Бибиков никак не мог понять, что побудило императрицу апробировать эту нескладную, трескучую грамоту. Он думал также, что в и без того сложную военную и политическую ситуацию она неминуемо внесет путаницу и даст возможность для самых смелых толкований. Причин было много. Не говоря уже о совершенно недопустимом слоге, окончательно затемняющем убогий смысл манифеста, и всех этих пышных риторических фигурах, длиннейших и нескладных периодах, обильных славянских речениях, – манифест был просто двусмыслен, за грудой пышных фраз автору манифеста не удалось скрыть самое главное – испуганную растерянность петербургского правительства. Посулы и угрозы, начинающие и кончающие грамоту, производили просто жалкое впечатление. Да, в конце концов, и во всей этой нелепой дуэли императрицы с беглым арестантом реальным были только те 25 тысяч, которые правительство обязывалось выплатить за голову живого Пугачева. За мертвого эта сумма понижалась до 12 тысяч. “А за мою голову, – подумал Бибиков, раздувая ноздри, – Пугачев заплатит 200 тысяч – за мертвого или за живого, все равно”.

В Казани его ждала целая куча воинских реляций и сообщений. Он унес их домой и прочел залпом, замкнув двери на ключи и кусая губы. Когда он поднял голову от этой кучи серых бумаг, была уже ночь. Он прошелся по комнате и прильнул воспаленным лицом к стеклу. Да, скрывать нечего, положение ее императорского величества Екатерины Алексеевны, а вместе с ней и его, Бибикова, было куда хуже, чем он хотел представить себе до сих пор. Он отлично сознавал, что реляциями и манифестами далеко не исчерпывается положение на фронтах. “Самое страшное, – думал он, – заключается не в отдельных сообщениях о поражениях правительственных войск – их было так много, что под конец он перестал их читать, – даже не в падении таких надежных крепостей, как Яик, Бузулук, Татищев – об них он знал еще в Москве, – а в самом смысле, природе, характере поражений”. Шагая по комнате и напевая совсем не в лад своему настроению какую-то французскую песенку, он думал, что поистине во всемирной истории, причудливой и изменчивой, никогда не было такой странной войны. Здесь даже о поражениях не приходилось говорить – правительственные войска не сражались: они бежали при одном появлении плохо вооруженного, неорганизованного и малочисленного противника. Крепости, снабженные тяжелой артиллерией и многочисленным гарнизоном, могущие выдержать месячную осаду, при появлении Пугачева сдавались без одного выстрела. Злодей въезжал на черном коне в город, и солдаты вешали на площади своих офицеров. И вешали они их при радостных криках полонённого города и колокольном звоне обесчещенных церквей. Да, да! Это было чудовищно, но Бибиков уже не удивлялся, когда читал реляции о том, что духовенство встречает злодея крестным ходом и колокольным звоном. Он не удивлялся, что церковный хор поет ему “Достойно есть”, попы “Благословен грядый во имя господне”, и верил, что, пожалуй, скоро найдется такой сумасшедший, перепуганный насмерть архиерей, который помажет ему лоб на царство. Но самое страшное, самое непоправимое зло было даже не в этих победах, а в том впечатлении, которое они производили на народ.

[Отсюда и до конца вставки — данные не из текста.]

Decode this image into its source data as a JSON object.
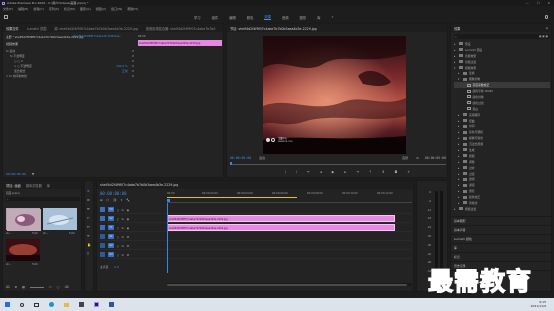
{
  "colors": {
    "accent": "#4a90e2",
    "clip": "#e58ae0",
    "selected_clip": "#d36be0",
    "playhead": "#2d8ceb",
    "watermark": "#1550b4"
  },
  "titlebar": {
    "title": "Adobe Premiere Pro 2020 - C:\\用户\\Videos\\画面.prproj *",
    "controls": [
      "—",
      "☐",
      "✕"
    ]
  },
  "menubar": [
    "文件(F)",
    "编辑(E)",
    "剪辑(C)",
    "序列(S)",
    "标记(M)",
    "图形(G)",
    "视图(V)",
    "窗口(W)",
    "帮助(H)"
  ],
  "workspaces": [
    "学习",
    "组件",
    "编辑",
    "颜色",
    "效果",
    "音频",
    "图形",
    "库"
  ],
  "active_workspace": "效果",
  "effect_controls": {
    "tabs": [
      "效果控件",
      "Lumetri 范围",
      "源: shelf4d2f4f9f07c4abe7b7b0b3aea4b3e-2229.jpg",
      "音频剪辑混合器: shelf4d2f4f9f07c4abe7b7b0"
    ],
    "source_line": "主要 * shelf4d2f4f9f07c4abe7b7b0b3aea4b3e-2229.jpg",
    "sequence_line": "shelf4d2f4f9f07c4abe7b7b0b3ae…",
    "timecode_small": "00:00",
    "clip_name": "shelf4d2f4f9f07c4abe7b7b0b3aea4b3e-2229.jpg",
    "section_video": "视频效果",
    "rows": [
      {
        "label": "fx  运动",
        "indent": 0
      },
      {
        "label": "fx  不透明度",
        "indent": 1
      },
      {
        "label": "○ □ ✐",
        "indent": 2
      },
      {
        "label": "> ○ 不透明度",
        "indent": 2,
        "value": "100.0 %"
      },
      {
        "label": "混合模式",
        "indent": 2,
        "value": "正常"
      },
      {
        "label": "> fx  时间重映射",
        "indent": 0
      }
    ],
    "bottom_time": "00:00:00:00"
  },
  "program": {
    "tab": "节目: shelf4d2f4f9f07c4abe7b7b0b3aea4b3e-2229.jpg",
    "timecode_left": "00:00:00:00",
    "fit": "适合",
    "quality": "完整",
    "timecode_right": "00:00:05:00",
    "overlay_line1": "宝藏中心",
    "overlay_line2": "WWW.XX.COM"
  },
  "project": {
    "tabs": [
      "项目: 画面",
      "媒体浏览器",
      "库"
    ],
    "path": "画面.prproj",
    "search_placeholder": "",
    "thumbs": [
      {
        "label": "sh…",
        "duration": "5:00"
      },
      {
        "label": "sh…",
        "duration": "5:00"
      },
      {
        "label": "sh…",
        "duration": "5:00"
      }
    ]
  },
  "timeline": {
    "tab": "shelf4d2f4f9f07c4abe7b7b0b3aea4b3e-2229.jpg",
    "timecode": "00:00:00:00",
    "ruler": [
      "00:00",
      "00:00:02:00",
      "00:00:04:00",
      "00:00:06:00",
      "00:00:08:00",
      "00:00:10:00",
      "00:00:12:00"
    ],
    "tracks": [
      {
        "name": "V3"
      },
      {
        "name": "V2"
      },
      {
        "name": "V1"
      },
      {
        "name": "A1"
      },
      {
        "name": "A2"
      },
      {
        "name": "A3"
      }
    ],
    "master": "主声道",
    "master_value": "0.0",
    "clips": [
      {
        "track": "V2",
        "label": "shelf4d2f4f9f07c4abe7b7b0b3aea4b3e-2229.jpg",
        "start": 0,
        "end": 5
      },
      {
        "track": "V1",
        "label": "shelf4d2f4f9f07c4abe7b7b0b3aea4b3e-2229.jpg",
        "start": 0,
        "end": 5
      }
    ]
  },
  "meter": {
    "db_labels": [
      "0",
      "-6",
      "-12",
      "-18",
      "-24",
      "-30",
      "-36",
      "-42",
      "-48",
      "-54"
    ],
    "footer": "S S"
  },
  "effects_panel": {
    "title": "效果",
    "search_placeholder": "",
    "items": [
      {
        "label": "预设",
        "depth": 0,
        "kind": "folder"
      },
      {
        "label": "Lumetri 预设",
        "depth": 0,
        "kind": "folder"
      },
      {
        "label": "音频效果",
        "depth": 0,
        "kind": "folder"
      },
      {
        "label": "音频过渡",
        "depth": 0,
        "kind": "folder"
      },
      {
        "label": "视频效果",
        "depth": 0,
        "kind": "folder-open"
      },
      {
        "label": "变换",
        "depth": 1,
        "kind": "folder"
      },
      {
        "label": "图像控制",
        "depth": 1,
        "kind": "folder-open"
      },
      {
        "label": "灰度系数校正",
        "depth": 2,
        "kind": "fx",
        "selected": true
      },
      {
        "label": "颜色平衡 (RGB)",
        "depth": 2,
        "kind": "fx"
      },
      {
        "label": "颜色替换",
        "depth": 2,
        "kind": "fx"
      },
      {
        "label": "颜色过滤",
        "depth": 2,
        "kind": "fx"
      },
      {
        "label": "黑白",
        "depth": 2,
        "kind": "fx"
      },
      {
        "label": "实用程序",
        "depth": 1,
        "kind": "folder"
      },
      {
        "label": "扭曲",
        "depth": 1,
        "kind": "folder"
      },
      {
        "label": "时间",
        "depth": 1,
        "kind": "folder"
      },
      {
        "label": "杂色与颗粒",
        "depth": 1,
        "kind": "folder"
      },
      {
        "label": "模糊与锐化",
        "depth": 1,
        "kind": "folder"
      },
      {
        "label": "沉浸式视频",
        "depth": 1,
        "kind": "folder"
      },
      {
        "label": "生成",
        "depth": 1,
        "kind": "folder"
      },
      {
        "label": "视频",
        "depth": 1,
        "kind": "folder"
      },
      {
        "label": "调整",
        "depth": 1,
        "kind": "folder"
      },
      {
        "label": "过时",
        "depth": 1,
        "kind": "folder"
      },
      {
        "label": "过渡",
        "depth": 1,
        "kind": "folder"
      },
      {
        "label": "透视",
        "depth": 1,
        "kind": "folder"
      },
      {
        "label": "通道",
        "depth": 1,
        "kind": "folder"
      },
      {
        "label": "键控",
        "depth": 1,
        "kind": "folder"
      },
      {
        "label": "颜色校正",
        "depth": 1,
        "kind": "folder"
      },
      {
        "label": "风格化",
        "depth": 1,
        "kind": "folder"
      },
      {
        "label": "视频过渡",
        "depth": 0,
        "kind": "folder"
      }
    ],
    "collapsed_sections": [
      "基本图形",
      "基本声音",
      "Lumetri 颜色",
      "库",
      "标记",
      "历史记录",
      "信息"
    ]
  },
  "watermark": "最需教育",
  "taskbar": {
    "time": "9:15",
    "date": "2021/11/9",
    "apps": [
      "windows-icon",
      "search-icon",
      "task-view-icon",
      "edge-icon",
      "explorer-icon",
      "store-icon",
      "premiere-icon",
      "word-icon"
    ]
  }
}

Пугачев не завоевывал – он освобождал.

Пугачев не злодействовал – он наказывал.

Пугачев не убивал – он карал своих ослушников.

Бибиков подошел к столу и снова наклонился над кучей воинских сводок. Одна из них поразила его особенно.

В Илецком городке, – гласила эта сводка, – сидел храбрый и верный императрице комендант. Не желая дать злодею обложить стены города, он разобрал мост, ведущий к крепостным стенам. При приближении Пугачева солдаты снова собрали мост и отворили крепостные ворота. Первым распоряжением Пугачева при въезде в Илец был приказ повесить храброго коменданта.